Commenting on the growth in the fourth quarter despite the economic hardship witnessed, the Director, Centre for Promotion of Private Enterprise, Dr Muda Yusuf, said, ‘The GDP report is a year-on-year comparison. If you are looking at the fourth quarters for 2022 and 2023, the nation was already preparing for the general elections, so the environment at that time was that there was so much uncertainty in the economy and a lot of people were slowing down because we were already in the campaign period which came with all sort of issues. Those things actually dampened economic activities and because you are comparing that with the fourth quarter of 2023.”

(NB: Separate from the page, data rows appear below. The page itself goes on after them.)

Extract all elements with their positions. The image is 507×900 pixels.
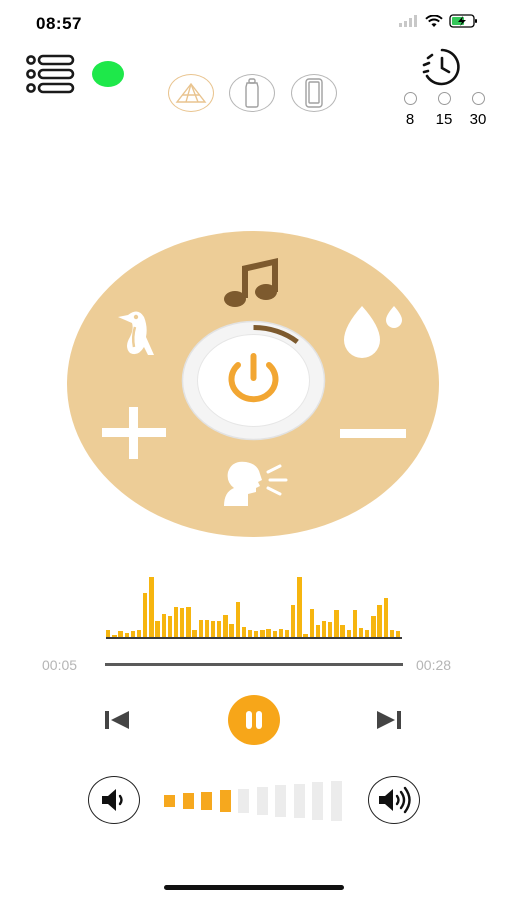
timer-radio[interactable] bbox=[471, 92, 485, 105]
waveform-bar bbox=[173, 607, 179, 638]
bird-icon bbox=[118, 311, 154, 355]
waveform-bar bbox=[161, 614, 166, 638]
waveform-bar bbox=[291, 605, 296, 638]
power-ring bbox=[181, 320, 326, 441]
waveform-bar bbox=[315, 624, 321, 638]
waveform-bar bbox=[223, 614, 228, 638]
wifi-icon bbox=[425, 14, 443, 27]
volume-segment[interactable] bbox=[219, 790, 231, 812]
timer-label: 30 bbox=[469, 111, 487, 128]
timer-label: 15 bbox=[435, 111, 453, 128]
volume-segment[interactable] bbox=[293, 783, 305, 819]
volume-down-button[interactable] bbox=[88, 776, 140, 824]
tent-mode-button[interactable] bbox=[168, 74, 214, 112]
waveform-bar bbox=[377, 605, 382, 638]
connection-indicator bbox=[92, 61, 124, 87]
water-button[interactable] bbox=[340, 302, 404, 360]
waveform-bar bbox=[352, 609, 358, 638]
total-time: 00:28 bbox=[416, 657, 452, 673]
waveform-bar bbox=[297, 576, 302, 638]
waveform-bar bbox=[155, 620, 160, 638]
waveform-bar bbox=[229, 623, 234, 638]
waveform-baseline bbox=[106, 637, 402, 639]
plus-icon bbox=[102, 407, 166, 459]
timer-label: 8 bbox=[405, 111, 415, 128]
pause-button[interactable] bbox=[228, 695, 280, 745]
waveform-bar bbox=[321, 620, 327, 638]
timer-radio[interactable] bbox=[437, 92, 451, 105]
minus-icon bbox=[340, 429, 406, 438]
waveform-bar bbox=[180, 607, 185, 638]
volume-up-icon bbox=[379, 786, 411, 814]
waveform-bar bbox=[198, 619, 203, 638]
volume-segment[interactable] bbox=[330, 780, 342, 822]
voice-button[interactable] bbox=[218, 458, 290, 508]
water-drop-icon bbox=[344, 306, 402, 358]
music-button[interactable] bbox=[222, 254, 284, 310]
bird-button[interactable] bbox=[112, 303, 158, 361]
skip-next-icon bbox=[377, 711, 401, 729]
volume-up-button[interactable] bbox=[368, 776, 420, 824]
plus-button[interactable] bbox=[102, 407, 166, 459]
skip-previous-icon bbox=[105, 711, 129, 729]
waveform bbox=[106, 572, 402, 640]
seek-bar[interactable] bbox=[105, 663, 403, 666]
bottle-mode-button[interactable] bbox=[229, 74, 275, 112]
timer-option-8[interactable]: 8 bbox=[395, 92, 425, 128]
waveform-bar bbox=[204, 619, 210, 638]
previous-button[interactable] bbox=[100, 706, 134, 734]
waveform-bar bbox=[210, 620, 216, 638]
list-menu-icon bbox=[26, 54, 75, 94]
waveform-bar bbox=[328, 622, 333, 638]
signal-icon bbox=[399, 15, 417, 27]
tent-icon bbox=[175, 82, 207, 103]
waveform-bar bbox=[383, 598, 388, 638]
volume-segment[interactable] bbox=[164, 795, 175, 807]
power-button[interactable] bbox=[181, 320, 326, 441]
home-indicator bbox=[164, 885, 344, 890]
waveform-bar bbox=[371, 616, 376, 638]
volume-down-icon bbox=[102, 789, 123, 811]
phone-mode-button[interactable] bbox=[291, 74, 337, 112]
voice-icon bbox=[224, 461, 288, 506]
volume-segment[interactable] bbox=[238, 788, 249, 814]
waveform-bar bbox=[235, 601, 240, 638]
waveform-bar bbox=[167, 616, 173, 638]
waveform-bar bbox=[186, 607, 191, 638]
volume-segment[interactable] bbox=[275, 785, 286, 817]
waveform-bar bbox=[309, 609, 314, 638]
waveform-bar bbox=[340, 624, 345, 638]
volume-segment[interactable] bbox=[312, 782, 323, 820]
next-button[interactable] bbox=[372, 706, 406, 734]
timer-option-15[interactable]: 15 bbox=[429, 92, 459, 128]
timer-icon bbox=[422, 48, 460, 86]
phone-icon bbox=[305, 78, 323, 108]
timer-radio[interactable] bbox=[403, 92, 417, 105]
pause-icon bbox=[246, 711, 262, 729]
waveform-bar bbox=[143, 593, 148, 638]
timer-option-30[interactable]: 30 bbox=[463, 92, 493, 128]
volume-level[interactable] bbox=[164, 778, 344, 822]
battery-charging-icon bbox=[449, 14, 477, 28]
waveform-bar bbox=[149, 576, 154, 638]
volume-segment[interactable] bbox=[182, 793, 194, 809]
waveform-bar bbox=[217, 620, 222, 638]
status-indicators bbox=[399, 14, 479, 28]
volume-segment[interactable] bbox=[256, 787, 268, 815]
music-note-icon bbox=[224, 258, 278, 307]
volume-segment[interactable] bbox=[201, 791, 212, 811]
elapsed-time: 00:05 bbox=[42, 657, 78, 673]
timer-button[interactable] bbox=[418, 46, 466, 88]
status-time: 08:57 bbox=[36, 14, 82, 33]
waveform-bar bbox=[334, 609, 339, 638]
menu-button[interactable] bbox=[24, 54, 76, 96]
bottle-icon bbox=[245, 78, 259, 108]
minus-button[interactable] bbox=[340, 427, 406, 439]
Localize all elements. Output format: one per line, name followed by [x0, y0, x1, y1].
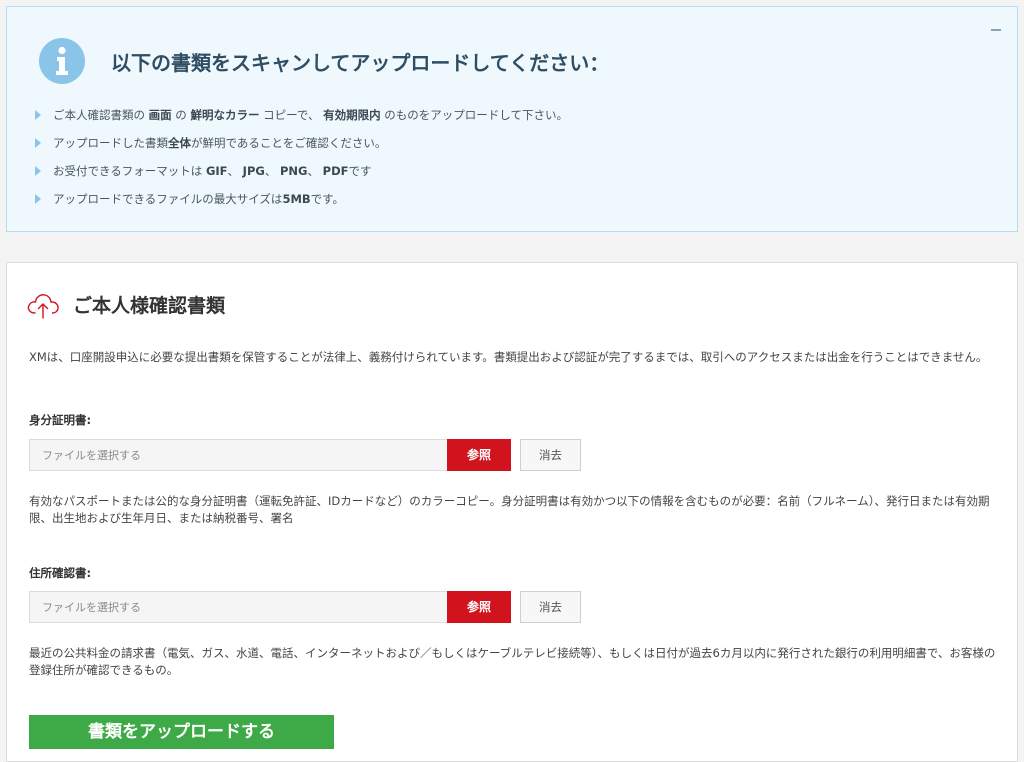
info-item-text: が鮮明であることをご確認ください。 — [191, 136, 387, 150]
info-item-text: のものをアップロードして下さい。 — [380, 108, 568, 122]
info-panel: 以下の書類をスキャンしてアップロードしてください： ご本人確認書類の 画面 の … — [6, 6, 1018, 232]
info-item-text: 全体 — [168, 136, 191, 150]
info-item-text: アップロードできるファイルの最大サイズは — [53, 192, 283, 206]
info-item-text: JPG — [242, 164, 265, 178]
bullet-arrow-icon — [35, 194, 41, 204]
info-item: ご本人確認書類の 画面 の 鮮明なカラー コピーで、 有効期限内 のものをアップ… — [35, 101, 568, 129]
info-item-text: アップロードした書類 — [53, 136, 168, 150]
info-item-text: PDF — [322, 164, 349, 178]
info-item-text: です — [348, 164, 372, 178]
info-item-text: PNG — [279, 164, 308, 178]
upload-documents-button[interactable]: 書類をアップロードする — [29, 715, 334, 749]
info-item-text: です。 — [310, 192, 345, 206]
address-doc-clear-button[interactable]: 消去 — [520, 591, 581, 623]
info-item: アップロードした書類全体が鮮明であることをご確認ください。 — [35, 129, 568, 157]
info-item-text: 有効期限内 — [323, 108, 381, 122]
page-title: ご本人様確認書類 — [73, 295, 226, 317]
address-doc-browse-button[interactable]: 参照 — [447, 591, 511, 623]
cloud-upload-icon — [27, 294, 59, 319]
info-item-text: 5MB — [282, 192, 311, 206]
id-doc-help-text: 有効なパスポートまたは公的な身分証明書（運転免許証、IDカードなど）のカラーコピ… — [29, 494, 990, 525]
info-icon — [39, 38, 85, 84]
address-doc-file-input[interactable]: ファイルを選択する — [29, 591, 447, 623]
bullet-arrow-icon — [35, 166, 41, 176]
address-doc-help-text: 最近の公共料金の請求書（電気、ガス、水道、電話、インターネットおよび／もしくはケ… — [29, 646, 996, 677]
info-item-text: 、 — [307, 164, 323, 178]
info-item: アップロードできるファイルの最大サイズは5MBです。 — [35, 185, 568, 213]
info-item-text: 、 — [264, 164, 280, 178]
documents-card: ご本人様確認書類 XMは、口座開設申込に必要な提出書類を保管することが法律上、義… — [6, 262, 1018, 762]
id-doc-clear-button[interactable]: 消去 — [520, 439, 581, 471]
minus-icon[interactable] — [989, 19, 1003, 37]
info-item-text: GIF — [205, 164, 228, 178]
address-doc-label: 住所確認書: — [29, 566, 92, 580]
id-doc-file-input[interactable]: ファイルを選択する — [29, 439, 447, 471]
info-item-text: 、 — [227, 164, 243, 178]
info-item-text: ご本人確認書類の — [53, 108, 149, 122]
info-list: ご本人確認書類の 画面 の 鮮明なカラー コピーで、 有効期限内 のものをアップ… — [35, 101, 568, 213]
id-doc-label: 身分証明書: — [29, 413, 92, 427]
info-title: 以下の書類をスキャンしてアップロードしてください： — [111, 51, 610, 75]
info-item: お受付できるフォーマットは GIF、 JPG、 PNG、 PDFです — [35, 157, 568, 185]
info-item-text: コピーで、 — [259, 108, 324, 122]
info-item-text: 画面 — [148, 108, 172, 122]
intro-text: XMは、口座開設申込に必要な提出書類を保管することが法律上、義務付けられています… — [29, 350, 988, 364]
info-item-text: の — [171, 108, 191, 122]
bullet-arrow-icon — [35, 110, 41, 120]
info-item-text: お受付できるフォーマットは — [53, 164, 206, 178]
info-item-text: 鮮明なカラー — [190, 108, 260, 122]
id-doc-browse-button[interactable]: 参照 — [447, 439, 511, 471]
bullet-arrow-icon — [35, 138, 41, 148]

Also speaking in an interview on the key factors that may have led to the decline in Gross Domestic product growth, a professor of Economics and Director of PhD Programme at the Pan-Atlantic University, Prof Perekunah Eregha, said the slow growth was expected, blaming factors, such as high production cost, among others. He warned that there is likely danger ahead if the country failed to boost oil production.